Die »Normannia zu Jena« ist nach in der Vergangenheit öffentlich gewordenen Informationen die einzige Burschenschaft im Freistaat, die von den Thüringer Sicherheitsbehörden beobachtet wird. In der Antwort des Thüringer Innenministeriums auf eine Kleine Anfrage der LINKEN-Abgeordneten Katharina König-Preuss aus dem vergangenen Jahr hieß es, die Anzahl der aktiven Mitglieder der Verbindung bewege sich vermutlich im unteren zweistelligen Bereich. Die Burschenschaft veranstalte regelmäßig Kneipentreffen, Vortragsabende, Seminare, gemeinsame Ausflüge und Reisen sowie gelegentlich Mensurtage.

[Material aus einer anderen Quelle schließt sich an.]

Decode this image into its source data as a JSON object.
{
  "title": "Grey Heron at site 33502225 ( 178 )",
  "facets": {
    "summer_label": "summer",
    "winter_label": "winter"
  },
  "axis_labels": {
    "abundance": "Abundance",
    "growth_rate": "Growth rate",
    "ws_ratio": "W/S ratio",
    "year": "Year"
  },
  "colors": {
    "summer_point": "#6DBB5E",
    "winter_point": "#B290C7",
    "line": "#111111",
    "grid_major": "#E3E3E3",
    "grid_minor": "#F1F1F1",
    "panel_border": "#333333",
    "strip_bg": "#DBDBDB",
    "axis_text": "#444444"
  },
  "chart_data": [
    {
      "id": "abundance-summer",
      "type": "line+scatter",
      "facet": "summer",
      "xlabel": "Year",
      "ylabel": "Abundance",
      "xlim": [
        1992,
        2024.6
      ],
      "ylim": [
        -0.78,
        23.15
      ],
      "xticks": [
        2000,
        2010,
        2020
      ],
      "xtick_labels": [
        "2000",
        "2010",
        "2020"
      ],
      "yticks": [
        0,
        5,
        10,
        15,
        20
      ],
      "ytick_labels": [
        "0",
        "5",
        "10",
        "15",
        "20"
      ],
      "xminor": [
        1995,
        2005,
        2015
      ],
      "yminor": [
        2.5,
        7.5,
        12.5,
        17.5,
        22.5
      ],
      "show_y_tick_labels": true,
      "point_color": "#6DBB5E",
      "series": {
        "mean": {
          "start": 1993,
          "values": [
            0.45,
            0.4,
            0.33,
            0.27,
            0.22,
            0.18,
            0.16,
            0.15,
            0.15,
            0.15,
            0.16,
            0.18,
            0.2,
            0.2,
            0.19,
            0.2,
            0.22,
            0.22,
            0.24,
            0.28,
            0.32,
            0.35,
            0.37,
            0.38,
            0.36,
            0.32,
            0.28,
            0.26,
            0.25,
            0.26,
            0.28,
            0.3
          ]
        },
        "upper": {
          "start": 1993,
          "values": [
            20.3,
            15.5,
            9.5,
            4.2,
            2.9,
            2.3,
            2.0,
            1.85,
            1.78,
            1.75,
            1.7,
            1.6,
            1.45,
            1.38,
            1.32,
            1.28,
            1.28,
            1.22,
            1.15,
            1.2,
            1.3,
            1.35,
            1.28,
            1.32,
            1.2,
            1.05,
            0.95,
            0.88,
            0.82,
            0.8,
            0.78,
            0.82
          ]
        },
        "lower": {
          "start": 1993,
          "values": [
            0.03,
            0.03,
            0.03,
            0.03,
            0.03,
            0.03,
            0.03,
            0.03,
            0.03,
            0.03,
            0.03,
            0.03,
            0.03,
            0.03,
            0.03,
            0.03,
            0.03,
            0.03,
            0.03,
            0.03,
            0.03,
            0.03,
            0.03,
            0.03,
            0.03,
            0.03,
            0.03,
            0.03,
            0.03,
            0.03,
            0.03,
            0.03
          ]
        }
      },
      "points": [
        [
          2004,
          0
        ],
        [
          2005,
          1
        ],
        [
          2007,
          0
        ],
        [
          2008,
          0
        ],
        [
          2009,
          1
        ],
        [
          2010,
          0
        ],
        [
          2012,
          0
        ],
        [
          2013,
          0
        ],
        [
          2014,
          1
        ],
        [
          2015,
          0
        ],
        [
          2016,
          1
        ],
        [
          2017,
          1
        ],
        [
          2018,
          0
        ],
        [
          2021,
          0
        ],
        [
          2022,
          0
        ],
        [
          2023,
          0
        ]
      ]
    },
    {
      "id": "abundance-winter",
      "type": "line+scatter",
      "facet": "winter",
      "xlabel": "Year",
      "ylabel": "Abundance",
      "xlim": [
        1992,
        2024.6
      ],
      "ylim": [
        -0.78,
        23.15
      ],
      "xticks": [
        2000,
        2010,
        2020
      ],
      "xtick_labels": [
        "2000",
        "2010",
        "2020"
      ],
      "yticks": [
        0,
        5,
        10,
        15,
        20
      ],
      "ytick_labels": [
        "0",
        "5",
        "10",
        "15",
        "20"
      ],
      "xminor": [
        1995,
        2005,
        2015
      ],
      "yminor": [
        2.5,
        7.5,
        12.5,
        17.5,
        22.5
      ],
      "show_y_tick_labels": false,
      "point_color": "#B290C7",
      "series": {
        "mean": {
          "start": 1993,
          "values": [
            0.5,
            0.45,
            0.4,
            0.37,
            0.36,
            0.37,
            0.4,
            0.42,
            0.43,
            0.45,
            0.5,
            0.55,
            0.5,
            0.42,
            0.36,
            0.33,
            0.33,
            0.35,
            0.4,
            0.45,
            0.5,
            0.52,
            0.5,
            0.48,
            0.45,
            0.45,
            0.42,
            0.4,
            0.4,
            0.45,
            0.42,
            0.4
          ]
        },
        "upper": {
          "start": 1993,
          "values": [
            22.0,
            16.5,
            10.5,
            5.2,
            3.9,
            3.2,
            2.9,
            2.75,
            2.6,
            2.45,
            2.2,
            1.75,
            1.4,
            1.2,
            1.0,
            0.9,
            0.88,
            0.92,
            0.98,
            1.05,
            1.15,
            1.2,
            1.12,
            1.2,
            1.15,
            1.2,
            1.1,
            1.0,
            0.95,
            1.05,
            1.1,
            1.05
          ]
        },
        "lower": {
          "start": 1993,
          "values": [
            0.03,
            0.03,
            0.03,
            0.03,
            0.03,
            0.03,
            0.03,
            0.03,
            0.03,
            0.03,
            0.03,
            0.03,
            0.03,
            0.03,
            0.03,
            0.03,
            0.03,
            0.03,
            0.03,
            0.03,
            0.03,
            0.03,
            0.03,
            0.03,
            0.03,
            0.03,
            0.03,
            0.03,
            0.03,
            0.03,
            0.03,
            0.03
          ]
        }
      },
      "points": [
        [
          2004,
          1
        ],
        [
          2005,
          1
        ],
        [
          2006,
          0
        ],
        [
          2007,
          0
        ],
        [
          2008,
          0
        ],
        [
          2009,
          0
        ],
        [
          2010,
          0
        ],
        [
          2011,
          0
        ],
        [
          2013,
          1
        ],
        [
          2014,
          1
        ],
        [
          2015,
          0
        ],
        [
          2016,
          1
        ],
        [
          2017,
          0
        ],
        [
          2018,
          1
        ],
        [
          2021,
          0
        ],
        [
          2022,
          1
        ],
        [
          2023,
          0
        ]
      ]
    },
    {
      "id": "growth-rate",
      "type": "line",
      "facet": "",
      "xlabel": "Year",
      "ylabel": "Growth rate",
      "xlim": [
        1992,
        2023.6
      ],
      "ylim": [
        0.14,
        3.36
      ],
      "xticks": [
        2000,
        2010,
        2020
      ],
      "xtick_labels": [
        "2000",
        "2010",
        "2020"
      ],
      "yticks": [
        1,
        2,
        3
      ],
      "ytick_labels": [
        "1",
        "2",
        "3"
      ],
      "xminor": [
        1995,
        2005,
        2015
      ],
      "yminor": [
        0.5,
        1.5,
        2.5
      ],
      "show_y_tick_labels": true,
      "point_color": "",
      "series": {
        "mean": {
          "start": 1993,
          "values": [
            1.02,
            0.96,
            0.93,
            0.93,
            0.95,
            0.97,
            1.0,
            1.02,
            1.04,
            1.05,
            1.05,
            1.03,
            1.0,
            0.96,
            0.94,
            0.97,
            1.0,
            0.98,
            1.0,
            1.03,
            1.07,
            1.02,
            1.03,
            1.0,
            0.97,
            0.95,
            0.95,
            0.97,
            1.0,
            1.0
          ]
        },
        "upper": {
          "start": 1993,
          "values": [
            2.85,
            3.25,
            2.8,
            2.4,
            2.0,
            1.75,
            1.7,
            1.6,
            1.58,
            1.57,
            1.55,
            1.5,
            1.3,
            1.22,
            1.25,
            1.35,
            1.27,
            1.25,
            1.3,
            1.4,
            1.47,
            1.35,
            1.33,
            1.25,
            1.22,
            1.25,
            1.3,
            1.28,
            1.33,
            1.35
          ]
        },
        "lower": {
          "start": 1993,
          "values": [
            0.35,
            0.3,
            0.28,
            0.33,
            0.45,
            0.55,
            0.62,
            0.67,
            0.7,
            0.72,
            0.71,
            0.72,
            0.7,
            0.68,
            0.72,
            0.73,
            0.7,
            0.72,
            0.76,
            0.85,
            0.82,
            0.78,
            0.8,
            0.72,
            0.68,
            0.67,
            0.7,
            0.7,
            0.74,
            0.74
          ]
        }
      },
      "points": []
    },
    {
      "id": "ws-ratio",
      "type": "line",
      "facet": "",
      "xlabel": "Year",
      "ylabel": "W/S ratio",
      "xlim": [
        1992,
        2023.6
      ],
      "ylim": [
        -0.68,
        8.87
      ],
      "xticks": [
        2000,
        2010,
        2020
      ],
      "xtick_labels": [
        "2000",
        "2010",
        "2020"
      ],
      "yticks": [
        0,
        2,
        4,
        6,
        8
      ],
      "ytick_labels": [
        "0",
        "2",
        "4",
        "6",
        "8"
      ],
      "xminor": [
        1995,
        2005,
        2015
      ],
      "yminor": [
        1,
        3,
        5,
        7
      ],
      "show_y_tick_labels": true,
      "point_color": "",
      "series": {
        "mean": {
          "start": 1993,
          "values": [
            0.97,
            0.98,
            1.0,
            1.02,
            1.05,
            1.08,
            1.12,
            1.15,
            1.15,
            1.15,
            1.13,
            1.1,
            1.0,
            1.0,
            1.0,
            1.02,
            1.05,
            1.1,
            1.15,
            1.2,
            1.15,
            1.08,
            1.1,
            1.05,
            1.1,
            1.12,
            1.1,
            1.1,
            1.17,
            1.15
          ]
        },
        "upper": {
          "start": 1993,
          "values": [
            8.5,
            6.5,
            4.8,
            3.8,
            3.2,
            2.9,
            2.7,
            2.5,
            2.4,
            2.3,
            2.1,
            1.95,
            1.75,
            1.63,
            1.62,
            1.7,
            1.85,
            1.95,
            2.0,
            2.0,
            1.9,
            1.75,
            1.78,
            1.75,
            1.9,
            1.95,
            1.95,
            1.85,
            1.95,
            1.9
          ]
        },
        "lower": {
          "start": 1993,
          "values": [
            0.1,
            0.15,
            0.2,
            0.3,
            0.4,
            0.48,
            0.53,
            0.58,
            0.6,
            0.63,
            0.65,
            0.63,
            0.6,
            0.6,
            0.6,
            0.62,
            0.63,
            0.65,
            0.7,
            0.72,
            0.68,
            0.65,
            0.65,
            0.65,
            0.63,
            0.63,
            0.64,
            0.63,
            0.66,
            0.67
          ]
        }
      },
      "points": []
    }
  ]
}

Auf der Facebookseite der Burschenschaft wird deutlich, welchen Charakter solche Veranstaltungen regelmäßig haben. So sind dort beispielsweise zwei kurze Video zu sehen, in denen alte Männer auf Normannia-Veranstaltungen von ihren Erinnerungen an ihre Zeit als deutsche Soldaten im Zweiten Weltkrieg erzählen. Einer der beiden Männer lobt dabei die Waffen-SS überschwänglich als Elitetruppe. Nach dem Krieg seien diese Männer zu Unrecht verfolgt worden. »Für ihren selbstlosen Einsatz haben sie keinen Dank geerntet«, sagt der Mann in dem Video.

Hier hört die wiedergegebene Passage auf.